Cashman is a survivor in every sense of the word as he has endured years of verbal abuse, horrific stress, and ridiculous power struggles within the Yankees. He ardently fought for authority and responsibility while building exceptional ball clubs as general manager for 23 seasons which produced four World Series championships (1998-2000, 2009) and six American League pennants (1998-2001, 2003, 2009). He is currently in the midst of a five-year, $25 million contract which expires after the 2022 season. Should Cashman be held accountable for the Yankees’ recent postseason failures and World Series drought that is now 11 seasons?  

Is Aaron Judge The Future Of The Yankees And Can They Afford Him?

Right fielder Judge possesses every character trait that one looks for in an iconic Yankees ball player. The only thing holding him back from reaching his maximum potential and the pantheon of greatness in the Bronx is health and timing. Judge will be in his second year of arbitration eligibility in 2021 which means there will be negotiations this offseason. In his first year of eligibility in which both sides avoided arbitration, Judge signed a one-year, $8.5 million contract which was prorated to $3,148,148 due to the abbreviated 60 game regular season schedule according to Cot’s Baseball Contracts. He will not be eligible for free agency until the 2023 season in which Judge will be 31 years old.

The Yankees have serious long-term financial commitments to Cole and designated hitter Giancarlo Stanton if he decides not to opt out of his contract at the conclusion of this season. Also, Major League Baseball’s current Collective Bargaining Agreement expires in December 2021 and the economic landscape might be vastly different throughout the sport. Can the Yankees afford another long-term, $300 million contract? Can Judge remain injury-free over the next two seasons? If so, will the Yankees have a high level of comfort giving Judge a record-setting contract for a ball player north of 30 years old with an injury history?    

Is It Time To Move On From Gary Sanchez?

Catcher Sanchez hit 10 home runs over 156 at bats but produced a -0.5 Wins Above Replacement (WAR) according to Baseball-Reference.com’s calculation during the 2020 season.

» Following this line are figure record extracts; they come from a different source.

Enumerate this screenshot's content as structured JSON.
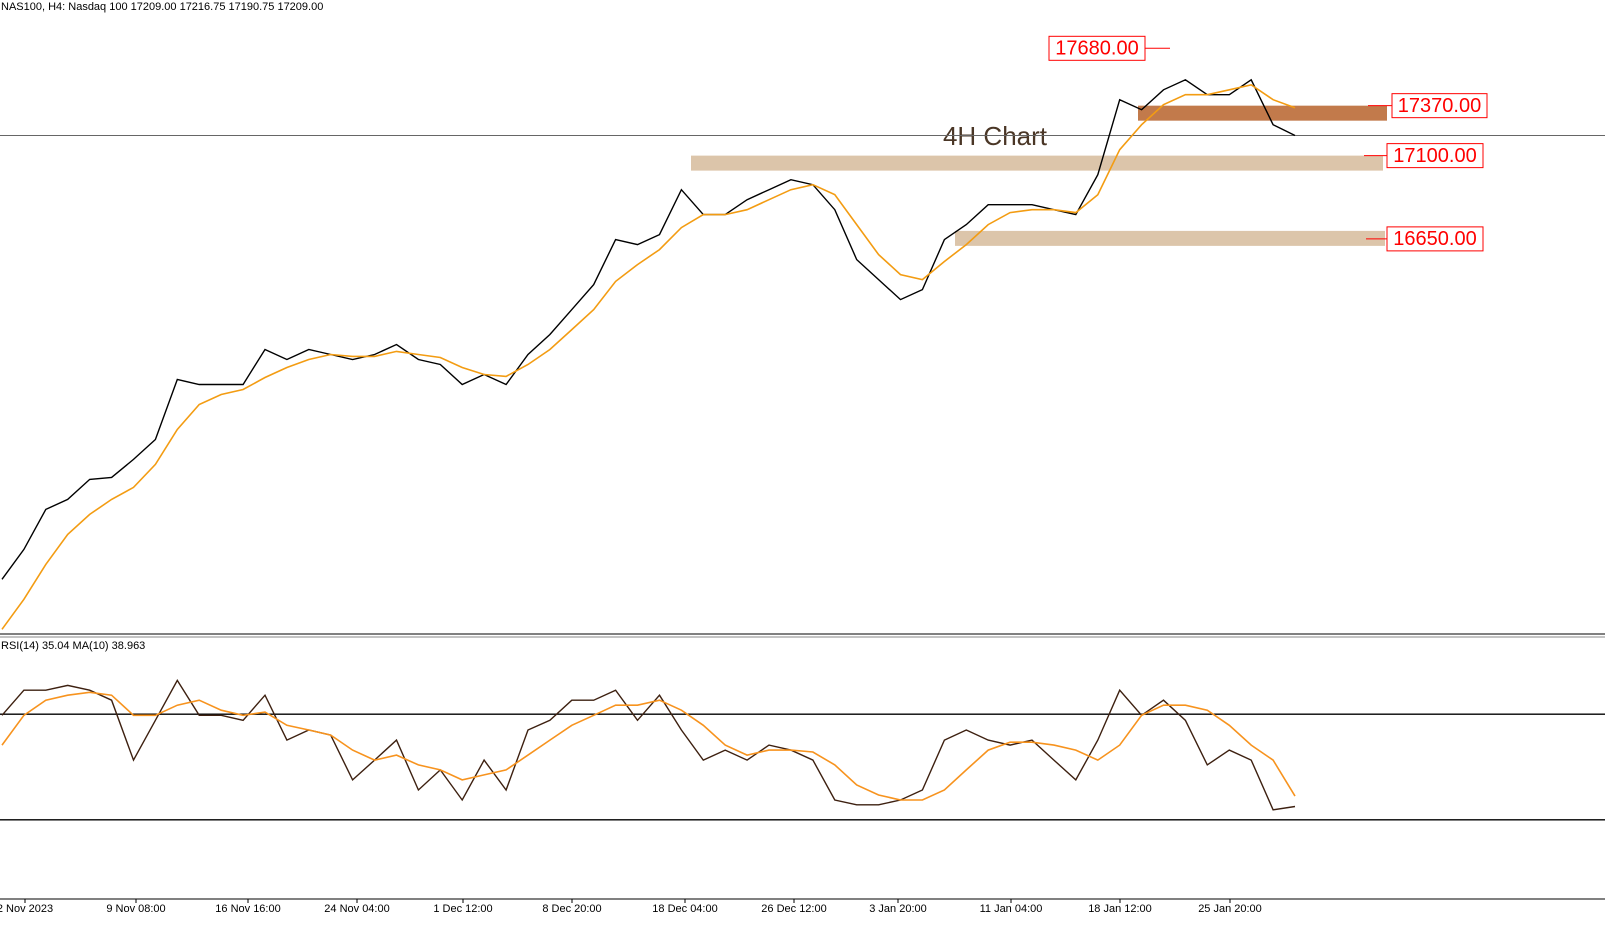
{
  "chart_data": [
    {
      "type": "line",
      "title": "NAS100, H4:  Nasdaq 100  17209.00 17216.75 17190.75 17209.00",
      "annotation": "4H Chart",
      "ylim": [
        14520,
        17860
      ],
      "series": [
        {
          "color": "#000000",
          "values": [
            14810,
            14972,
            15188,
            15242,
            15350,
            15361,
            15458,
            15566,
            15890,
            15863,
            15863,
            15863,
            16052,
            15998,
            16052,
            16025,
            15998,
            16025,
            16079,
            15998,
            15971,
            15863,
            15917,
            15863,
            16025,
            16133,
            16268,
            16403,
            16646,
            16619,
            16673,
            16916,
            16781,
            16781,
            16862,
            16916,
            16970,
            16943,
            16808,
            16538,
            16430,
            16322,
            16376,
            16646,
            16727,
            16835,
            16835,
            16835,
            16808,
            16781,
            16997,
            17402,
            17348,
            17456,
            17510,
            17429,
            17429,
            17510,
            17267,
            17209
          ]
        },
        {
          "color": "#f39c12",
          "values": [
            14540,
            14702,
            14891,
            15053,
            15161,
            15242,
            15307,
            15431,
            15620,
            15755,
            15809,
            15836,
            15901,
            15955,
            15998,
            16025,
            16015,
            16015,
            16042,
            16025,
            16009,
            15955,
            15917,
            15907,
            15971,
            16052,
            16160,
            16268,
            16420,
            16511,
            16592,
            16711,
            16781,
            16781,
            16808,
            16862,
            16916,
            16943,
            16889,
            16727,
            16565,
            16457,
            16430,
            16528,
            16619,
            16727,
            16792,
            16808,
            16808,
            16792,
            16889,
            17132,
            17267,
            17375,
            17429,
            17429,
            17456,
            17483,
            17402,
            17359
          ]
        }
      ],
      "levels": [
        {
          "value": 17680,
          "label": "17680.00"
        },
        {
          "value": 17370,
          "label": "17370.00",
          "zone_color": "#c27a4b"
        },
        {
          "value": 17100,
          "label": "17100.00",
          "zone_color": "#dcc5aa"
        },
        {
          "value": 16650,
          "label": "16650.00",
          "zone_color": "#dcc5aa"
        }
      ],
      "label_color": "#ff0000"
    },
    {
      "type": "line",
      "title": "RSI(14) 35.04 MA(10) 38.963",
      "ylim": [
        0,
        100
      ],
      "levels": [
        30,
        70
      ],
      "series": [
        {
          "color": "#3d2010",
          "values": [
            69.6,
            79.1,
            79.1,
            80.9,
            79.1,
            75.3,
            52.6,
            67.7,
            82.8,
            69.6,
            69.6,
            67.7,
            77.2,
            60.2,
            64.0,
            62.1,
            45.1,
            52.6,
            60.2,
            41.3,
            48.9,
            37.5,
            52.6,
            41.3,
            64.0,
            67.7,
            75.3,
            75.3,
            79.1,
            67.7,
            77.2,
            64.0,
            52.6,
            56.4,
            52.6,
            58.3,
            56.4,
            52.6,
            37.5,
            35.7,
            35.7,
            37.5,
            41.3,
            60.2,
            64.0,
            60.2,
            58.3,
            60.2,
            52.6,
            45.1,
            60.2,
            79.1,
            69.6,
            75.3,
            67.7,
            50.8,
            56.4,
            52.6,
            33.8,
            35.04
          ]
        },
        {
          "color": "#f7931e",
          "values": [
            58.3,
            69.6,
            75.3,
            77.2,
            78.3,
            77.2,
            69.6,
            69.6,
            73.4,
            75.3,
            71.5,
            69.6,
            70.8,
            65.8,
            64.0,
            62.1,
            56.4,
            52.6,
            54.5,
            50.8,
            48.9,
            45.1,
            47.0,
            48.9,
            54.5,
            60.2,
            65.8,
            69.6,
            73.4,
            73.4,
            75.3,
            71.5,
            65.8,
            58.3,
            54.5,
            56.4,
            56.4,
            55.7,
            50.8,
            43.2,
            39.4,
            37.5,
            37.5,
            41.3,
            48.9,
            56.4,
            59.4,
            59.4,
            58.3,
            56.4,
            52.6,
            58.3,
            69.6,
            73.4,
            73.4,
            71.5,
            65.8,
            58.3,
            52.6,
            38.963
          ]
        }
      ],
      "time_labels": [
        "2 Nov 2023",
        "9 Nov 08:00",
        "16 Nov 16:00",
        "24 Nov 04:00",
        "1 Dec 12:00",
        "8 Dec 20:00",
        "18 Dec 04:00",
        "26 Dec 12:00",
        "3 Jan 20:00",
        "11 Jan 04:00",
        "18 Jan 12:00",
        "25 Jan 20:00"
      ]
    }
  ]
}
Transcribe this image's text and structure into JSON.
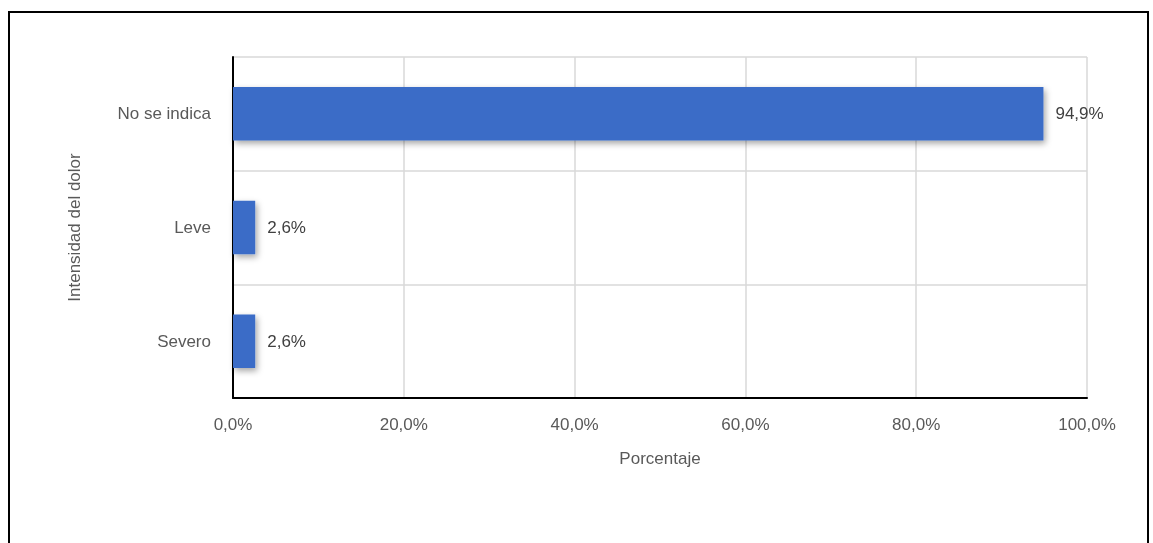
{
  "chart_data": {
    "type": "bar",
    "orientation": "horizontal",
    "ylabel": "Intensidad del dolor",
    "xlabel": "Porcentaje",
    "categories": [
      "No se indica",
      "Leve",
      "Severo"
    ],
    "values": [
      94.9,
      2.6,
      2.6
    ],
    "value_labels": [
      "94,9%",
      "2,6%",
      "2,6%"
    ],
    "color": "#3b6cc7",
    "xlim": [
      0,
      100
    ],
    "xticks": [
      {
        "value": 0,
        "label": "0,0%"
      },
      {
        "value": 20,
        "label": "20,0%"
      },
      {
        "value": 40,
        "label": "40,0%"
      },
      {
        "value": 60,
        "label": "60,0%"
      },
      {
        "value": 80,
        "label": "80,0%"
      },
      {
        "value": 100,
        "label": "100,0%"
      }
    ],
    "grid": true
  }
}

His defensive liabilities and prolonged offensive struggles have caused great concern among fans and the Yankees’ brain trust. He started two ball games during the 2020 postseason and had nine plate appearances with his only hit being a two-run home run. The 27-year old Sanchez is entering his second year of arbitration eligibility after agreeing to a one-year, $5 million contract last year which was prorated to $1,851,852 according to Cot’s Baseball Contracts. Is he a candidate to be traded for a starting pitcher? Will the Yankees entertain the possibility of pursuing free agent catcher JT Realmuto if they are able to move Sanchez?

Obviously, the New York Yankees will also have other conversations of interest regarding several noteworthy ball players involved in the salary arbitration process and free agent targets this offseason. However, it seems as if there are genuine concerns regarding Gary Sanchez’s future in the Bronx. Can a healthy Aaron Judge blossom into the next iconic slugger and play his entire career in pinstripes? Is Brian Cashman still the best person to build the next great championship ball club for the Yankees or is it time for a new voice?